SAM or Active Directory?

In Windows NT and later, user security principal accounts (group and service accounts) are stored either in the local SAM database or in Active Directory. When you create a Windows honeypot, you need to decide where to create and store the user accounts.

It is probably easiest, and most secure, to create the user accounts in the local SAM. Most hackers attack the local administrator account, even if Active Directory is installed. Installing Active Directory means either making the honeypot system a domain controller or creating a secondary honeypot as the domain controller. Still, using Active Directory on a honeypot adds realism. And if you install Active Directory, you can use Group Policy Objects to install and manage user accounts and security settings. Without Active Directory, only the Local Security Policy is available (on Windows 2000 and later). As compared to Active Directory’s Group Policy Objects, the Local Security Policy is significantly limited. See the “Automating Security” section later in this chapter for more details.

Hacker’s Choice?

So, which OS and applications do hackers prefer? How can you make the most attractive honeypot? First, remember that 99.9% of the attacks against most honeypots come from automated malicious programs. This means that most attacks will randomly assault your honeypot whether or not the honeypot contains a particular piece of software. To create an exploitable honeypot, it needs to contain vulnerable weaknesses and be contactable over the Internet.
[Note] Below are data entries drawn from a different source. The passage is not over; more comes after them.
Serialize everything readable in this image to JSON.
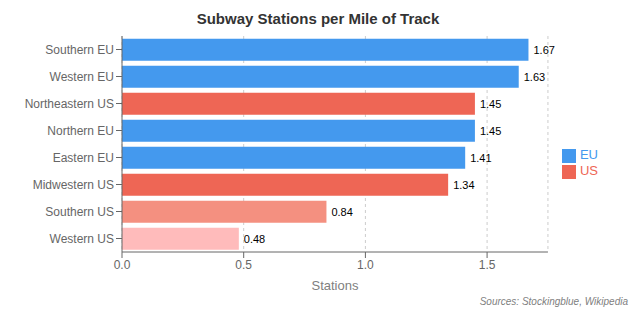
{
  "chart_data": {
    "type": "bar",
    "title": "Subway Stations per Mile of Track",
    "orientation": "horizontal",
    "stacked": true,
    "x_label": "Stations",
    "categories": [
      "Southern EU",
      "Western EU",
      "Northeastern US",
      "Northern EU",
      "Eastern EU",
      "Midwestern US",
      "Southern US",
      "Western US"
    ],
    "series": [
      {
        "name": "EU",
        "color": "#4499EE",
        "values": [
          1.67,
          1.63,
          null,
          1.45,
          1.41,
          null,
          null,
          null
        ]
      },
      {
        "name": "US",
        "color": "#EE6655",
        "colors": [
          null,
          null,
          "#EE6655",
          null,
          null,
          "#EE6655",
          "#F49080",
          "#FFBBBB"
        ],
        "values": [
          null,
          null,
          1.45,
          null,
          null,
          1.34,
          0.84,
          0.48
        ]
      }
    ],
    "xlim": [
      0.0,
      1.75
    ],
    "xticks": [
      {
        "value": 0.0,
        "label": "0.0"
      },
      {
        "value": 0.5,
        "label": "0.5"
      },
      {
        "value": 1.0,
        "label": "1.0"
      },
      {
        "value": 1.5,
        "label": "1.5"
      }
    ],
    "grid": true,
    "legend": "right",
    "data_labels": true,
    "annotations": [
      "Sources: Stockingblue, Wikipedia"
    ]
  }
}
With that said, many honeypot administrators find high levels of exploitation using the following honeypot scenarios:

• Windows NT Server 4.0, Service Pack 2 or earlier

• Any version of Windows with weak or blank administrative passwords

• Any unpatched version of IIS

• IIS servers with Front Page Extensions installed

• Any version of Windows with open, unprotected (without passwords) network shares, although Windows 9x systems are attacked more often because of their lack of NTFS security permissions

• Any version of Windows with port 135 (RPC) open to the Internet

• Any Windows Server version with FTP actively running

• SQL Server machines with blank SA passwords running on ports 1433 and 1434

• Exchange Server machines with open relaying allowed or with anonymous authentication allowed

In order to attract malicious exploits and hackers, create a honeypot with unpatched software or applications, attach it to the Internet, and allow its ports to be probed. Most honeypot systems following these guidelines report malicious scans within hours, or even minutes.
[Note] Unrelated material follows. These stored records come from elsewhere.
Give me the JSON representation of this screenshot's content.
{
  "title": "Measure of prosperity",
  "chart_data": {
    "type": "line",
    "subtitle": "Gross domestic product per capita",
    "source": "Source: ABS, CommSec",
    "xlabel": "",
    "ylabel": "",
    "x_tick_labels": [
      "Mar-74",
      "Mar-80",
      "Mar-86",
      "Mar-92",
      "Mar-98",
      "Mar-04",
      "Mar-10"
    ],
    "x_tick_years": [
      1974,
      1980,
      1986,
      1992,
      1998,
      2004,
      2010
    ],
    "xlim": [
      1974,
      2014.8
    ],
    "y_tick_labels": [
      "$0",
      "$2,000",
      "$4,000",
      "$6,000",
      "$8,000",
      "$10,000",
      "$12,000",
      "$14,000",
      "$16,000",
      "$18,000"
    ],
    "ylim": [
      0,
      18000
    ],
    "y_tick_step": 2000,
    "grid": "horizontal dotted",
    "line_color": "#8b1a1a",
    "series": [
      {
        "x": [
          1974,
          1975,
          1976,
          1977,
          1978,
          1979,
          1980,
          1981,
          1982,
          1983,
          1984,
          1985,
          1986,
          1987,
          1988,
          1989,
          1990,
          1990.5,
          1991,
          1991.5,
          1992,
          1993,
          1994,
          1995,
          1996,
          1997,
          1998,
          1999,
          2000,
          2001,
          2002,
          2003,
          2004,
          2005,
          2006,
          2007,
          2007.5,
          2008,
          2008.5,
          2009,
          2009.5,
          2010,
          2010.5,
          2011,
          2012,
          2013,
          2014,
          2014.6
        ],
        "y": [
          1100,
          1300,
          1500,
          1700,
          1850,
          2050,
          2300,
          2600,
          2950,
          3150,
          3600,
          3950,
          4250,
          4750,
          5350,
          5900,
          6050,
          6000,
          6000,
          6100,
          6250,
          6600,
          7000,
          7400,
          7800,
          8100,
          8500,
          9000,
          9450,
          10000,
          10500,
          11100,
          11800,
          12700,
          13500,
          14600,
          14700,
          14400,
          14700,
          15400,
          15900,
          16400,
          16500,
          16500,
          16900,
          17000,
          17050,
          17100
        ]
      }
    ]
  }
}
What Hardware Is Required?

What hardware should you use to support a honeypot running one of the Windows OSs? Table 4-1 lists the minimum and recommended CPU, RAM, and hard drive (HD) requirements for the most common OSs. Hard drive size refers to free space available.
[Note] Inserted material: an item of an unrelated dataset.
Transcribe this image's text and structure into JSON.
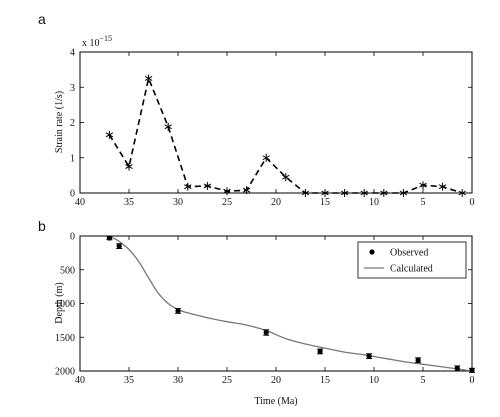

The values shown in Table 4-1 are the minimum and recommended requirements according to Microsoft. I use a more general rule of thumb. For honeypots, I recommend a computer with a relatively new CPU and the RAM and hard drive sizes listed in Table 4-2.

If you are planning to run your honeypot as a VM session, you will need enough RAM on the host computer to run the VM software, plus enough RAM and CPU power for each concurrently running virtual session. In my experience, you need at least 128MB to 256MB of RAM set aside for the VM host itself (assuming it is running on Windows 2000 or XP), and any of the latest CPUs are capable of adequately supporting multiple VM sessions. For example, I run three Windows Server 2003 honeypot VM sessions on a computer with 1GB of RAM. I give the host machine and each of the virtual sessions 256MB of RAM (256MB × 4=1GB).